El diablo cojuelo

La vida se mueve a una velocidad de vértigo. En el pasado más reciente uno se impresionaba fácilmente con las historias más pequeñas: las leyendas que al amparo del silencio y en connivencia con aquellos lugares tomaban formas caprichosas, según la voluntad del narrador; historias que fluían sin cesar y en las que se iban acomodando unos personajes que bien avanzados los años siguen moviéndose al son del tocador de turno.


 


Yo agradezco mucho esta ventana que me abren, donde vengo a convocar y a insistir una vez tras otra en la memoria del corazón, emulando torpemente al “Último hombre”, de Albert Camus (borrador hallado en el coche donde encontró la muerte), que la editorial rescata en su memoria póstuma. Porque en el goteo de estas narraciones aflora el homenaje a los primeros fundadores de los pueblos, lo que se traduce en permanencia desde nuestra humilde posición, sin olvidar el sacrificio que implica vivir cada día más alejado de ese mundo, metidos en esa velocidad vertiginosa a la que aludíamos al principio.

Nuestro director, que intuye también las divisiones que provocan las referencias a los temas sangrantes ( como la diatriba que ahora mismo se extiende en torno a la explotación a cielo abierto), me ayuda a seleccionar un poco más las impresiones, no ya por temor a las reacciones, sino por ahondar en estas historias de siempre, saboreando las respuestas inteligentes y a veces incomprensibles de nuestros mayores ante la llegada de los inventos que marcaron el siglo.
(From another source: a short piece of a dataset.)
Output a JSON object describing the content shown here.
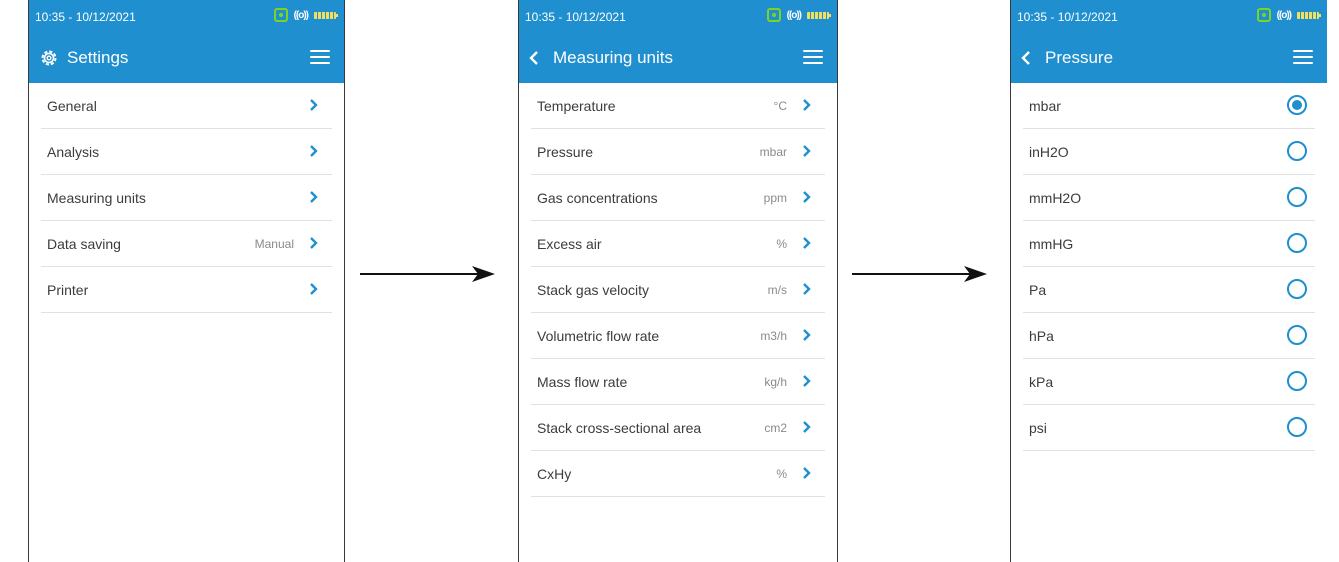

Porque ahora mismo estamos subidos a un coche de carrera, vamos a probarlo con el desenfreno que se está adueñando de nuestra mente. Nada que ver con aquel abuelo de nuestro pueblo que a últimso de la década de los sesenta se atrevió a pronosticar que la televisión sería el mal del futuro. El cura, que fue el primero que la instaló, dejaba que los parroquianos aspirasen aquel fenomenal invento, convocándolos en la cocina de su casa para que admirasen entonces los programas de variedades y entretenimiento. Ahora la televisión es un fenómeno complejo, donde la competencia exige la llegada de programas millonarios como este de “Gran hermano””, donde más de un directivo se frotará las manos cuando se culmine el gran efecto para el que fue creado, que no inventado. Y es curioso el interés al que nos lleva un pequeño recinto donde convive durante un corto periodo de tiempo un pequeño grupo, lo que nos lleva a aventurar las relaciones, los hábitos, las conversaciones y el comportamiento de las personas de nuestro entorno.

Hasta hace poco tiempo la televisión mantenía en su pedestal a los famosos; ahora, la televisión, bajo un procedimiento muy polémico, le concede el protagonismo a hombres y mujeres corrientes, mientras persigue, no nos engañemos, no se engañe Mercedes Milá, el fin que a todos nos mantenga entre divertidos y asustados, tomando cada uno partido por el personaje que más se acerque con gestos y miradas al último eslabón que, obviamente, por múltiples razones, es diferente para cada uno y va cambiando a medida que avanzan los días y llegan nuevas pruebas.

De la angustia inexplicable de aquel viejo montañés que se volvía de espaldas cada vez que su familia la encendía, hemos llegado a meternos en ella, hemos llegado a tener una en cada cuarto de la vivienda, hemos llegado a independizarnos para verla. Que nadie venga a nuestra casa con historias antiguas, mientras tratamos de averiguar cómo acabará la serie preferida, o en qué compromiso les meterá el guionista a esta terna de actores que ahora pululan por los medios publicitando sobre todo las miserias humanas.

Porque, si alguien creyó que lo de “Gran hermano” es un invento nuevo, les remito “El diablo cojuelo” que ya en el siglo XVI escribiera Velez de Guevara. El diablo, devolviendo un favor que ha recibido, le lleva a su benefactor por el cielo de Madrid. El deseo del hidalgo don Cleofás Leandro Pérez Zambullo se vio cumplido cuando, a medida que avanzan, se levantan los tejados y el cojuelo va describiendo cada escena, observando todas las historias que dentro de los hogares madrileños protagonizan sus contemporáneos.

El gran hermano, desde nuestro pequeño comodín, es la Institución mayor de la provincia, aquel que se encarga de convocarnos cada cierto tiempo paa conocer y aliviar en lo posible nuestras cuítas. También aquí hay un pacto: no habrá nominaciones. Los pueblos, con más o menos prestaciones siguen vivos para quienes obedeciendo a su corazón hacen oídos sordos a las voces del exterior, para esos hombres y mujeres que viven perseguidos desde hace varios siglos por el anuncio de la despoblación.